Seems pretty quiet around here. Good a time as any for this, I guess.
I've enjoyed my brief time as the best writer on DailyKos. The medal's really shiny and goes well with my leather-patched tweed jacket. The awards ceremony was like a dream--the champagne, the caviar, the Marine Band. The stretch Prius limo was a nice touch, but really, the booze and broads in the hotel room--that was kind of over the top. But thanks. Y'all are swell.
But I can hear the tower clock striking midnight and I must return to my humble duties as CinderVorra, starting with cleaning the coachmen from the HavAHart trap and getting these glass shards out of my foot. Highly impractical footgear, that.
I'm abdicating the throne, baby. Getting while the getting's good. I hereby declare I am the most mediocre writer on DailyKos. I'll be getting back to my self-absorbed grumblings, painfully obvious reflections, mindless cheerleading and shameless self-promotion. I think it's best.
For all of us.
Because Steven D was right: the best writer on this site is you (I know he was writing to me when he said it, but I was like, "No, Steven, it's o-verrrrr" and he was like, "No, really, it's you" and I was like, "Whateverrrrr" and he just kept on "you, you, you" and I was, like, come on, Steven, like I get it, but he was like, no really, it's you and I was like...).
What? Oh. Sorry.
Anyway, like Steven said, it's on you now. You da man. Or da woman. Heck, it's the internet. For all I know, you da dog.

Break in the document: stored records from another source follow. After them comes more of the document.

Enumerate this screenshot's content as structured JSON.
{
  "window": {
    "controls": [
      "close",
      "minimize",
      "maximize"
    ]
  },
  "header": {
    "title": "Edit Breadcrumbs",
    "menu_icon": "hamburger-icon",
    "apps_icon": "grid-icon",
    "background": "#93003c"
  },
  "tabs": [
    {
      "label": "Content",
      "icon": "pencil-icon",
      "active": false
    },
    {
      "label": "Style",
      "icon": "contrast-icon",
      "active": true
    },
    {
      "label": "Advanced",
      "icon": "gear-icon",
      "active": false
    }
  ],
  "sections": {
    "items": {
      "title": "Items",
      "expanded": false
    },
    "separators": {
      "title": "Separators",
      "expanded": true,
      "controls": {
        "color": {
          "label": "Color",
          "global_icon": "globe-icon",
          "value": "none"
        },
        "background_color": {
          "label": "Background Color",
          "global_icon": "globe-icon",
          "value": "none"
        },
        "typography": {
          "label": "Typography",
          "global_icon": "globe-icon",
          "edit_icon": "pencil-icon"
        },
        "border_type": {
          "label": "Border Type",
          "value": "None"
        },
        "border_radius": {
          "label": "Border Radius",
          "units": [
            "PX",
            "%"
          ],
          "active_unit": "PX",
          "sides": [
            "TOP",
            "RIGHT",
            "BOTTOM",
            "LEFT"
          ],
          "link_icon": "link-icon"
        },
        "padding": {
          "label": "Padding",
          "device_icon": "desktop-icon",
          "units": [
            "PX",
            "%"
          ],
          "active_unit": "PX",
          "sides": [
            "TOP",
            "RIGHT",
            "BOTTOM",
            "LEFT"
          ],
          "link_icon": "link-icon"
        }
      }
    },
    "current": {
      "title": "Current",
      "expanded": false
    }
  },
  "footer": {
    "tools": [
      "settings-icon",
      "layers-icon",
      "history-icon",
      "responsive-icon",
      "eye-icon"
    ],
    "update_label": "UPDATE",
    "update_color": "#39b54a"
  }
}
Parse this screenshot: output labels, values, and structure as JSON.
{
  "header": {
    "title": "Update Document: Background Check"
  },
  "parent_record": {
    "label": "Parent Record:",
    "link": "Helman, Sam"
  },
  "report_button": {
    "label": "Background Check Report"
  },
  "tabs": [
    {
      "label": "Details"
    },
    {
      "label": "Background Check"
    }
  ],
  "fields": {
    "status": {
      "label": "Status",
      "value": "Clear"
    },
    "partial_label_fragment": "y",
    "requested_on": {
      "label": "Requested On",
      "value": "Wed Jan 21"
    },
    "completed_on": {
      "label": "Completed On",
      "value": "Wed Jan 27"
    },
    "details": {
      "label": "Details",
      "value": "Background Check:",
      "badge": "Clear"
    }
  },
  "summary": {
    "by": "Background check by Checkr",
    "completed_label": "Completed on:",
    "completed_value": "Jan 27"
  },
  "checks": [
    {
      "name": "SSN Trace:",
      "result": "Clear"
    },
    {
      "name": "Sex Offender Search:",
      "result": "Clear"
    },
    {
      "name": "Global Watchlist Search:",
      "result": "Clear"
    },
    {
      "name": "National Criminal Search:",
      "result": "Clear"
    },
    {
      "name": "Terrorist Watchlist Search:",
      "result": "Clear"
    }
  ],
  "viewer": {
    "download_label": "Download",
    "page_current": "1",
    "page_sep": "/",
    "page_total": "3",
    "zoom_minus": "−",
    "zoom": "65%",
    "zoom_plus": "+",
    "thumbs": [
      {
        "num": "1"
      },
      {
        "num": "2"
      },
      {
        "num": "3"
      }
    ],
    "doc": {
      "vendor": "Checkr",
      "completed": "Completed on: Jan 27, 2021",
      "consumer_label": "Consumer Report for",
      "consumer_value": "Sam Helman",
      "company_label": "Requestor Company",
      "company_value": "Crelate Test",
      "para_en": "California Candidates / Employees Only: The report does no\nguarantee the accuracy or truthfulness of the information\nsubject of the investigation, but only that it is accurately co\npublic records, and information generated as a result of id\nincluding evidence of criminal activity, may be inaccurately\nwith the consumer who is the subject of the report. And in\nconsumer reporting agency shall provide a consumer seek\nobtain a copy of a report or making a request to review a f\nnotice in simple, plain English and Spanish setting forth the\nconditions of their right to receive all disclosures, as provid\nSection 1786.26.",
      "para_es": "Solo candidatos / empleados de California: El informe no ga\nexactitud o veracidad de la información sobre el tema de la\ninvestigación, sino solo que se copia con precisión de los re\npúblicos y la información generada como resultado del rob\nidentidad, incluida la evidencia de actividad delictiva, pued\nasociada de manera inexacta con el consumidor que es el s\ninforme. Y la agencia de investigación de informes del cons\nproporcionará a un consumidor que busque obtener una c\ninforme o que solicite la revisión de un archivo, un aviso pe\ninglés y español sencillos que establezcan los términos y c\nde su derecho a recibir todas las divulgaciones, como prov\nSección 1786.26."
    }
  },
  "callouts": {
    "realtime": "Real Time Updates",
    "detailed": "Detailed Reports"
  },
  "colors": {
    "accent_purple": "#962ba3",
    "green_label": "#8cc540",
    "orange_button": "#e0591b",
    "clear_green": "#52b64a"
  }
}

So, get busy blowing my mind, breaking my heart, stoking my ire and tearing me apart.
But be forewarned: uneasy lies the head. Once you get the title, they'll be gunning for you, going through every diary and comment with a fine-toothed comb cackling over dangling participles and sentences ending with. You'll never hit "publish" again without wondering if they've wired your keyboard to blow.
But you can do it. This is your stage, baby. You hear that crowd? They came for you. So get out there and give 'em what they came for.
You don't mind if I just hang here backstage for a couple of minutes, do you? I. . . I'm gonna miss it.